Por qué esto cambia el escenario
Esta declaración desmonta la narrativa progresista que insiste en un bloqueo como excusa y señala al régimen cubano como un obstáculo real para la integración económica y política. Marco Rubio, desde el G7 en París, amplió esta postura: sin cambios estructurales, no habrá mejora económica. Definió al sistema cubano como un «sistema absurdo» que impide avanzar.
Además, desmontó mitos sobre el supuesto «bloqueo naval» que Cuba usa para justificar su crisis energética, explicando que el problema real es el rechazo cubano a condiciones financieras básicas y dependencias subsidiadas por aliados fuera de mercado.
Qué podría venir después
El endurecimiento contra Cuba ya no es solo retórica.
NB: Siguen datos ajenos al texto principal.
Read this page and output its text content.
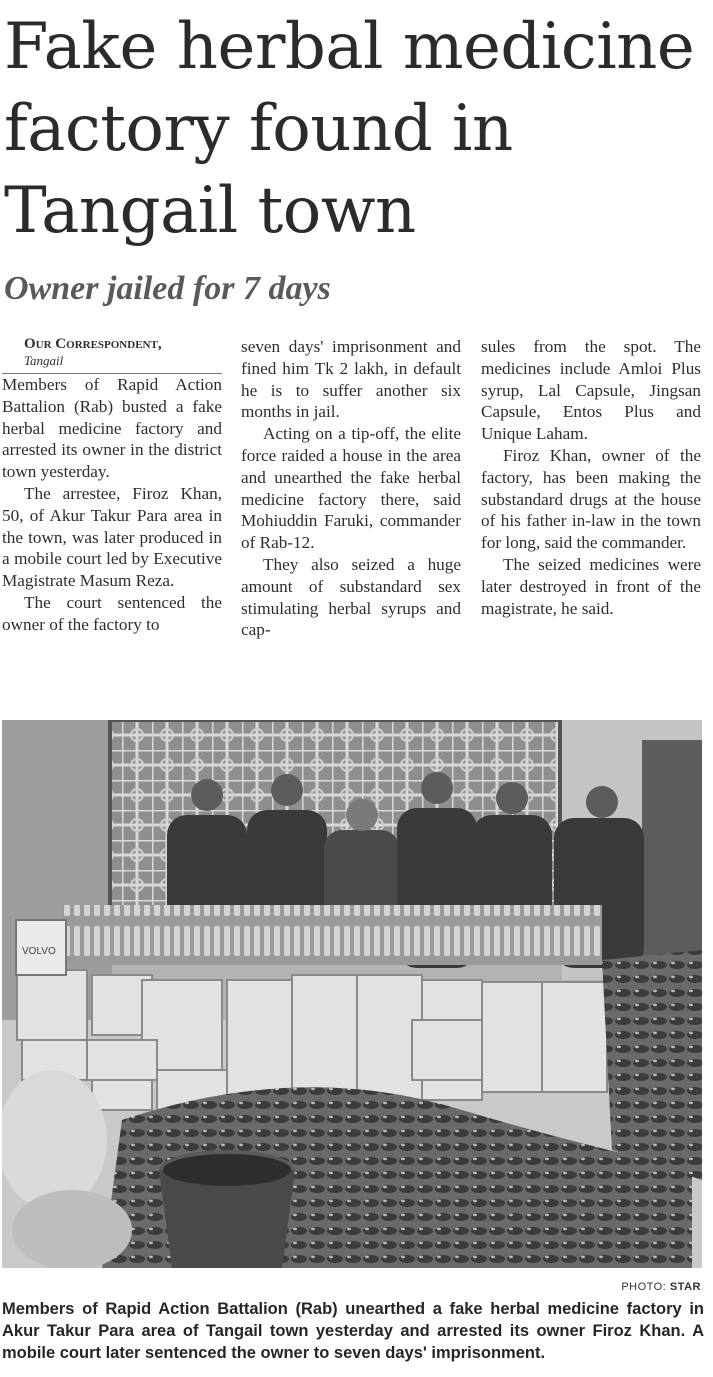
Fake herbal medicine factory found in Tangail town
Owner jailed for 7 days

Our Correspondent,

Tangail

Members of Rapid Action Battalion (Rab) busted a fake herbal medicine factory and arrested its owner in the district town yesterday.

The arrestee, Firoz Khan, 50, of Akur Takur Para area in the town, was later produced in a mobile court led by Executive Magistrate Masum Reza.

The court sentenced the owner of the factory to

seven days' imprisonment and fined him Tk 2 lakh, in default he is to suffer another six months in jail.

Acting on a tip-off, the elite force raided a house in the area and unearthed the fake herbal medicine factory there, said Mohiuddin Faruki, commander of Rab-12.

They also seized a huge amount of substandard sex stimulating herbal syrups and cap-

sules from the spot. The medicines include Amloi Plus syrup, Lal Capsule, Jingsan Capsule, Entos Plus and Unique Laham.

Firoz Khan, owner of the factory, has been making the substandard drugs at the house of his father in-law in the town for long, said the commander.

The seized medicines were later destroyed in front of the magistrate, he said.

VOLVO
PHOTO: STAR
Members of Rapid Action Battalion (Rab) unearthed a fake herbal medicine factory in Akur Takur Para area of Tangail town yesterday and arrested its owner Firoz Khan. A mobile court later sentenced the owner to seven days' imprisonment.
Trump confirmó que la estrategia incluye fortalecer el aparato militar para ejercer presión efectiva. «Construí un gran ejército y dije: ‘Nunca tendrán que usarlas’, pero a veces hay que usarlas», dijo, dejando claro que la fuerza es una herramienta sobre la mesa para imponer cambios.
La siguiente fase en la política estadounidense será un desafío directo al régimen cubano y un llamado a revisar alianzas y modelos de gobernabilidad que no hayan mostrado resultados tangibles.